Le groupe affirme être désormais le plus gros producteur d'énergie éolienne en Amérique du Nord et un des plus importants producteurs d'énergie solaire aux États-Unis.
Un chiffre d'affaires de 19 milliards de dollars en 2019
À l'image de la société, les investisseurs sont aussi devenus plus sensibles aux effets du changement climatique et considèrent de plus en plus que l'avenir appartient aux technologies bas carbone. Comme le fabricant de véhicules électriques Tesla, devenu le constructeur automobile le plus cher en Bourse alors même qu'il produit bien moins de voitures que ses concurrents, NextEra profite de cet enthousiasme.
ExxonMobil et NextEra sont loin d'afficher les mêmes performances financières : NextEra Energy a gagné 3,8 milliards de dollars en 2019 pour un chiffre d'affaires de 19 milliards. Sur la même période, ExxonMobil a enregistré un bénéfice net de 14,3 milliards de dollars pour un chiffre d'affaires de 265 milliards.
Pour expliquer la déroute boursière du géant pétrolier, "certains blâment le plongeon des prix du pétrole ou du gaz naturel" observé depuis le début de la pandémie, souligne M. McNally. Mais les cours du brut ne se portaient pas si mal les trois années précédentes. Les récents investissements de NextEra semblent simplement mieux positionnés que ceux d'ExxonMobil, avance le spécialiste.
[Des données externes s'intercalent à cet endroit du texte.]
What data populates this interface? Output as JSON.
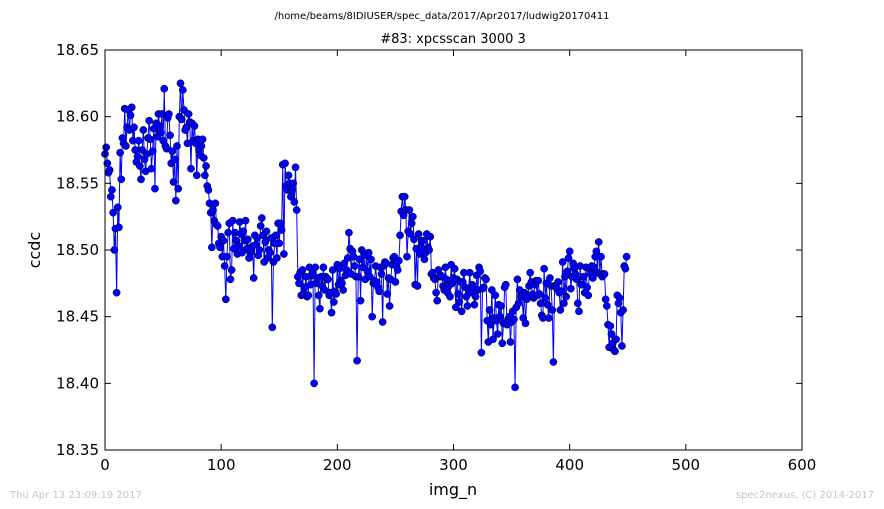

Le groupe pétrolier a investi près de 80 milliards de dollars entre 2017 et 2019, dont environ un tiers pour l'exploration de gaz et pétrole de schiste dans le bassin permien aux États-Unis avec l'objectif d'en retirer 1 million de barils de brut par jour d'ici 2024. Avec la crise qui frappe le secteur, il semble bien loin de l'atteindre. ExxonMobil continue également de s'endetter. Il a dû emprunter 23 milliards de dollars rien qu'au premier semestre, faisant bondir sa dette de près de 50%.
NextEra Energy peut a contrario tabler sur des prix d'électricité régulée et une demande d'électricité stable, ce qui lui assure dans le pire des cas des revenus stables. La fourniture d'électricité représente entre 65 et 70% de son chiffre d'affaires. Entre cette source de revenus régulière et son expertise dans l'éolien, le solaire et le stockage d'énergie par batteries, la société est en outre "bien positionnée pour la transition vers les énergies renouvelables et un monde sans émission", estime Andrew Bischof, spécialiste chez Morningstar, ajoutant que les marchés apprécient ce "type de profil carbone.